Talk to your contractor about the coverage they have on their crew and equipment. Some states require they take out certain policies before working a job site.

5. Home Office Coverage

If you’re building a home office, you might find you need additional coverage. Depending upon the type of business you’re running, you may have to cover expensive equipment or take out added insurance to cover clients coming and going from your space.


Talk to your insurance provider about whether you can tag on an umbrella policy with extended coverage or if you need a separate business policy. Some companies offer in-home business insurance, which may be less than other policies.

6. Flood Insurance

If you don’t currently have flood insurance, you may not realize how pricey it can be. However, if you add a basement or otherwise change the landscape or structure of your home, you could create a scenario where you now need flood insurance.


The Insurance Information Institute reports that flood damage is excluded under standard policies. Homeowners can secure a separate policy through the National Flood Insurance Program via FEMA or private companies. Only 78% of people at risk of a flood secured some form of insurance in 2023. Flood insurance can add considerably to the overall cost of coverage.


Talk to your insurance agent before beginning basement construction to find out the requirements for your area. Where is the water table and can you build on with a basement or will you now be required to add expensive coverage to your policy you didn’t need before?
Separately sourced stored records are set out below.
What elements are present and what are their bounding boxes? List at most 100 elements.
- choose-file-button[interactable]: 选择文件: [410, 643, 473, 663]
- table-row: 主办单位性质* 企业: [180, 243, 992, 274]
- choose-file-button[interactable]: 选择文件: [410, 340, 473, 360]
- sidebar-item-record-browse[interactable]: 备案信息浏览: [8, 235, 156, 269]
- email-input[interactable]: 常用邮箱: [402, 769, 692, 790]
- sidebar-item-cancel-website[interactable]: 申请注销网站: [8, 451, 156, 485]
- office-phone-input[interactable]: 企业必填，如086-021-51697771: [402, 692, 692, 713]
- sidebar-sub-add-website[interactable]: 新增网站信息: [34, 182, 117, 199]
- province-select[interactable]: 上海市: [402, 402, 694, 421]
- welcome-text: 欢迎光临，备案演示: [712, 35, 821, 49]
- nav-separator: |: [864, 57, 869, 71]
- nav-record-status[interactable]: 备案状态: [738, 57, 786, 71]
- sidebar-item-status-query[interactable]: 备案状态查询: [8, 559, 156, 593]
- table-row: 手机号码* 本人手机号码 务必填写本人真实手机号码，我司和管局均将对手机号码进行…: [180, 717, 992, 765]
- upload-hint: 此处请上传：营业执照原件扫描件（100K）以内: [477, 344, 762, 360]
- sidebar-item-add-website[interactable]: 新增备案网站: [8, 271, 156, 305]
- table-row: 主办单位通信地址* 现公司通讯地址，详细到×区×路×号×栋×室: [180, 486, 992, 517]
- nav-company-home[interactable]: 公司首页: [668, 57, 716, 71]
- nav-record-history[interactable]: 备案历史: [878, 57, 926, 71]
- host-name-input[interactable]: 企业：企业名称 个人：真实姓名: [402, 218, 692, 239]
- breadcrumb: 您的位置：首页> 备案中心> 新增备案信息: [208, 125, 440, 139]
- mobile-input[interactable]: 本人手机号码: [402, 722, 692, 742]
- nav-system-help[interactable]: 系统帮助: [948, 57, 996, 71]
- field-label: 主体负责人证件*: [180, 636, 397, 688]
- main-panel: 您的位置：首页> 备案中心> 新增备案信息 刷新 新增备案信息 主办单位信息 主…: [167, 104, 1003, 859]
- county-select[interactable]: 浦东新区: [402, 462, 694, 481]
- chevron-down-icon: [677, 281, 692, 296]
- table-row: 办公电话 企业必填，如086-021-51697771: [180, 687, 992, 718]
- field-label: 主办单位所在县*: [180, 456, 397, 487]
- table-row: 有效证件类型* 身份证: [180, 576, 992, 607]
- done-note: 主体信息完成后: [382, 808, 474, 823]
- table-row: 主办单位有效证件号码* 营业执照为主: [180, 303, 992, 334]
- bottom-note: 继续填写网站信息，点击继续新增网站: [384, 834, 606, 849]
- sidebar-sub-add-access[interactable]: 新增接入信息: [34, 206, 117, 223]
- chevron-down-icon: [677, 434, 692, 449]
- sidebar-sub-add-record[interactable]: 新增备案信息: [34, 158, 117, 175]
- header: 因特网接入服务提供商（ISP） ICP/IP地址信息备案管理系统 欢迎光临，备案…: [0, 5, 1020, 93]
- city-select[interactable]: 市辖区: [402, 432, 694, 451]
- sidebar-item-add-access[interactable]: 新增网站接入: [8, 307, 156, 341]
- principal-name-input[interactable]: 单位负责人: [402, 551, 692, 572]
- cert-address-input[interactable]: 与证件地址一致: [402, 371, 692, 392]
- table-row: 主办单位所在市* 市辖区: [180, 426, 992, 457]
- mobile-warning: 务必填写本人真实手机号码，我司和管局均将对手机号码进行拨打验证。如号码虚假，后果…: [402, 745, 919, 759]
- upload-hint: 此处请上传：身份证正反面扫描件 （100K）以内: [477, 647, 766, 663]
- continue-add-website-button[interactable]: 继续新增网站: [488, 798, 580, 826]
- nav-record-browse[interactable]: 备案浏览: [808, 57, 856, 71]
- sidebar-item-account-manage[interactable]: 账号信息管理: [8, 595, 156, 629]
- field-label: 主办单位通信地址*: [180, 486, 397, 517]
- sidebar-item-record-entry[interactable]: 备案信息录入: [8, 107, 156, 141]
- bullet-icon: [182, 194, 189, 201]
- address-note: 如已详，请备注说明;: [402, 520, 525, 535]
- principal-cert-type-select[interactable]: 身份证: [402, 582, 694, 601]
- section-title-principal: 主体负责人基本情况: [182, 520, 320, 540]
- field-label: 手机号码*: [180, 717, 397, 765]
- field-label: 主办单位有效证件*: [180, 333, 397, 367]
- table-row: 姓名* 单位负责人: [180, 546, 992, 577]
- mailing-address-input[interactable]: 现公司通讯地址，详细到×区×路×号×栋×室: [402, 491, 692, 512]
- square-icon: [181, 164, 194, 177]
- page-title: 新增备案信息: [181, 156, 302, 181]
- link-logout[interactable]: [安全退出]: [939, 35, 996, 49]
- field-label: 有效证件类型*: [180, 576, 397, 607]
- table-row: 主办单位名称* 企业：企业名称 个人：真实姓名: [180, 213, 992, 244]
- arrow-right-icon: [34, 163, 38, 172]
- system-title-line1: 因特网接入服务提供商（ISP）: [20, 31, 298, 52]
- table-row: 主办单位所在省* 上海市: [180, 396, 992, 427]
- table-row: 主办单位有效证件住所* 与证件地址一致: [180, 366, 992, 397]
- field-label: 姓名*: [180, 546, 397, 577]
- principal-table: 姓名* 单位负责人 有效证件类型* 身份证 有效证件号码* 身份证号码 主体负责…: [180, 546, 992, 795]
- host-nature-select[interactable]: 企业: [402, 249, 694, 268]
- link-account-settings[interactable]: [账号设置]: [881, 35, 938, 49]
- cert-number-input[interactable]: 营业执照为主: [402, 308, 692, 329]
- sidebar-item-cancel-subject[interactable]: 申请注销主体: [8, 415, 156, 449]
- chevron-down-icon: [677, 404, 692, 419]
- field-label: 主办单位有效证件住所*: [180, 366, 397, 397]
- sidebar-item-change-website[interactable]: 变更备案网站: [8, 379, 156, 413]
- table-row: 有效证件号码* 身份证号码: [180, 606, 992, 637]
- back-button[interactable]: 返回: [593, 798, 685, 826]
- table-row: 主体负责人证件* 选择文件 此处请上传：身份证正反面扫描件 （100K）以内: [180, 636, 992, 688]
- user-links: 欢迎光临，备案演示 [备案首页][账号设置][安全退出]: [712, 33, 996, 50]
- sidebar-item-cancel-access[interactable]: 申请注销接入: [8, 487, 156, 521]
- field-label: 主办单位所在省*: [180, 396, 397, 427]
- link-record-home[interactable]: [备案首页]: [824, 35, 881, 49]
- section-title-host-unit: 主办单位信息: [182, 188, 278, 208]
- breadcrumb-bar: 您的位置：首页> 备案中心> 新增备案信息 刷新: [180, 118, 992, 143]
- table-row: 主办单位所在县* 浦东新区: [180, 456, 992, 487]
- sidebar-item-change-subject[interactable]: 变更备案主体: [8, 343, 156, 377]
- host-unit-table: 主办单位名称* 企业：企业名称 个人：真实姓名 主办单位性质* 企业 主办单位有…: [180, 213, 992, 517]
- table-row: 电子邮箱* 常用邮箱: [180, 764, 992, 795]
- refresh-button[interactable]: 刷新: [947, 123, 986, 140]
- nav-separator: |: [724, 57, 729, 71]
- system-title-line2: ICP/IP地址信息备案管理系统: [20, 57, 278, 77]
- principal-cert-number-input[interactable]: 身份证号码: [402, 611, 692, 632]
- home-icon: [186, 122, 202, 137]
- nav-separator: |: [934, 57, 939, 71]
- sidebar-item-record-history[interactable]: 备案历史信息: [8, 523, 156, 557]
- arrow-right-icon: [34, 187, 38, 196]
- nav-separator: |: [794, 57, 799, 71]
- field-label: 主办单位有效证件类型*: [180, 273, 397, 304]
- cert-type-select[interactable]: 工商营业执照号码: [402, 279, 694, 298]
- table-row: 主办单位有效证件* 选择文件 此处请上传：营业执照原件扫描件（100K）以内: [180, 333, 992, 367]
7. Check Contractor’s Insurance

Don’t just talk to your contractor about their insurance. Get written confirmation they are bonded and insured. The last thing you want is for someone on their crew to get harmed and you be responsible for all their medical expenses.


Another nightmare scenario involves a contractor who doesn’t know what they’re doing, damages your existing house and leaves the structure half-finished. Insurance is meant to protect homeowners from unscrupulous builders.

8. Transportation Concerns

If you’re transporting any of the building materials yourself, ensure your automobile insurance will cover any problems. Things such as bundles of wood or heavy tiles may come loose and create damage while driving down the road.


Typically, your auto insurance would cover you for any liability but it’s always best to double-check and make sure you have adequate amounts should the unthinkable happen.

9. Lapse in Coverage

You should always inform your insurance company of any upcoming renovations. Many policies have fine print that states you must tell them within so many days before starting construction to be covered. While the policy typically will cover damages during construction, such as a building collapsing, it’s best to cover your bases and make sure your agent is aware of your building plans and that you take out any additional recommended extensions to your policy.


Keep in mind if you must vacate your home during some of the renovations, your standard policy also won’t cover you for theft and vandalism as the property will be considered vacant. Talk to your agent about any needed coverage to protect your assets from bad players while you aren’t there.

Review Policy and Upgrade After Finishing Renovations

You should work with your provider and review your policies at several points during the renovation process. Talk to your agent before starting remodeling, during and after completion to ensure you have the insurance you need at a rate you can afford.


Once you’ve finished your upgrades, get an independent evaluation of replacement costs and ensure you have adequate coverage for your home’s current, updated value rather than what it was worth before the renovations began.